A year ago I wrote about neotropical migrants that we suddenly hear and see in our yards and forests come Spring in Pennsylvania. These birds spend their winters in tropical America (southern Mexico to South America) then migrate north to nest and raise their young in temperate and arctic North America. However, there is another group of birds that are still migratory, but stay largely north of Mexico and the Caribbean: nearctic migrants. The same theory explains their migration: explosive food supplies for a brief part of the summer as far north as the arctic tundra. These are the birds that also winter in big numbers in places like Florida. For those who travel to or winter in Florida, you will see these birds in your yards and forests there as wintering birds (like many of us “snowbirds”), then the same birds back up here in Pennsylvania as spring/summer breeding birds. Examples among insectivorous warblers include pine, palm, yellow-throated, and yellow-rumped warblers (see photos). These songbirds are an occasional treat to hear and see in my yard in Pennsylvania. But in recent winter trips to Florida I found them to be common “yard birds” there. They just don’t fly so far between summer and winter homes as do the neotropicals!

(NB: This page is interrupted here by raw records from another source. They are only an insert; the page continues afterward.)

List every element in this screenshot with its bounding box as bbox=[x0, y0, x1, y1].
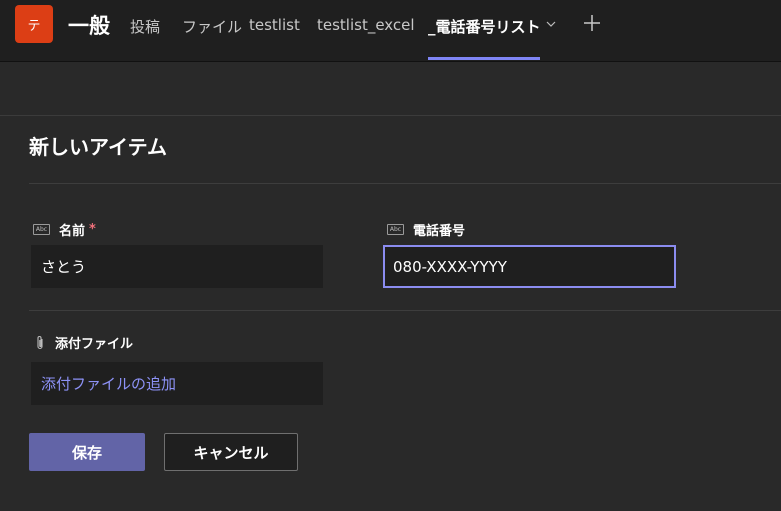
team-avatar[interactable]: テ bbox=[15, 5, 53, 43]
attachments-label-text: 添付ファイル bbox=[55, 337, 134, 352]
tab-phone-list[interactable]: _電話番号リスト bbox=[428, 16, 541, 37]
new-item-form: 新しいアイテム Abc 名前 * さとう Abc 電話番号 080-XXXX-Y… bbox=[0, 116, 781, 511]
channel-name: 一般 bbox=[68, 14, 110, 38]
active-tab-indicator bbox=[428, 57, 540, 60]
cancel-button[interactable]: キャンセル bbox=[164, 433, 298, 471]
tab-posts[interactable]: 投稿 bbox=[130, 16, 160, 37]
phone-field-label: Abc 電話番号 bbox=[387, 220, 465, 239]
name-label-text: 名前 bbox=[59, 224, 86, 239]
attachments-box: 添付ファイルの追加 bbox=[31, 362, 323, 405]
tab-testlist-excel[interactable]: testlist_excel bbox=[317, 16, 415, 34]
name-input-value: さとう bbox=[41, 258, 87, 276]
paperclip-icon bbox=[35, 335, 45, 351]
fields-divider bbox=[29, 310, 781, 311]
add-attachment-link[interactable]: 添付ファイルの追加 bbox=[41, 373, 176, 394]
name-field-label: Abc 名前 * bbox=[33, 220, 96, 239]
tab-files[interactable]: ファイル bbox=[182, 16, 242, 37]
name-input[interactable]: さとう bbox=[31, 245, 323, 288]
plus-icon[interactable] bbox=[580, 11, 604, 35]
phone-label-text: 電話番号 bbox=[413, 224, 466, 239]
phone-input[interactable]: 080-XXXX-YYYY bbox=[383, 245, 676, 288]
save-button[interactable]: 保存 bbox=[29, 433, 145, 471]
form-title: 新しいアイテム bbox=[29, 135, 167, 159]
top-bar: テ 一般 投稿 ファイル testlist testlist_excel _電話… bbox=[0, 0, 781, 62]
abc-text-field-icon: Abc bbox=[387, 224, 404, 235]
required-asterisk: * bbox=[89, 222, 96, 237]
title-divider bbox=[29, 183, 781, 184]
command-bar bbox=[0, 62, 781, 116]
chevron-down-icon[interactable] bbox=[544, 16, 558, 32]
abc-text-field-icon: Abc bbox=[33, 224, 50, 235]
attachments-label: 添付ファイル bbox=[35, 333, 133, 352]
tab-testlist[interactable]: testlist bbox=[249, 16, 300, 34]
phone-input-value: 080-XXXX-YYYY bbox=[393, 257, 507, 276]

And what about our most ubiquitous Pennsylvania songbird, the American robin (with a namesake scientific name Turdus migratorius)? On rainy days in Florida I found them foraging in many yards by the dozens. Of course there are many variations of this nearctic migration pattern. The palm warbler mentioned above actually overflies us in Pennsylvania, stopping in migration here only to feed/refuel, before reaching subarctic breeding locales in Canadian boreal forests or subtropical wintering locales such as residential yards of Florida.
So the next time you “head south for the winter,” remember that birds have been doing this for way longer than humans have, and perhaps for similar reasons. Go into our forests and enjoy them while you can. Seasons are short. And tip your hat to a brook trout, wood frog, or fisher. May the Forest be with you!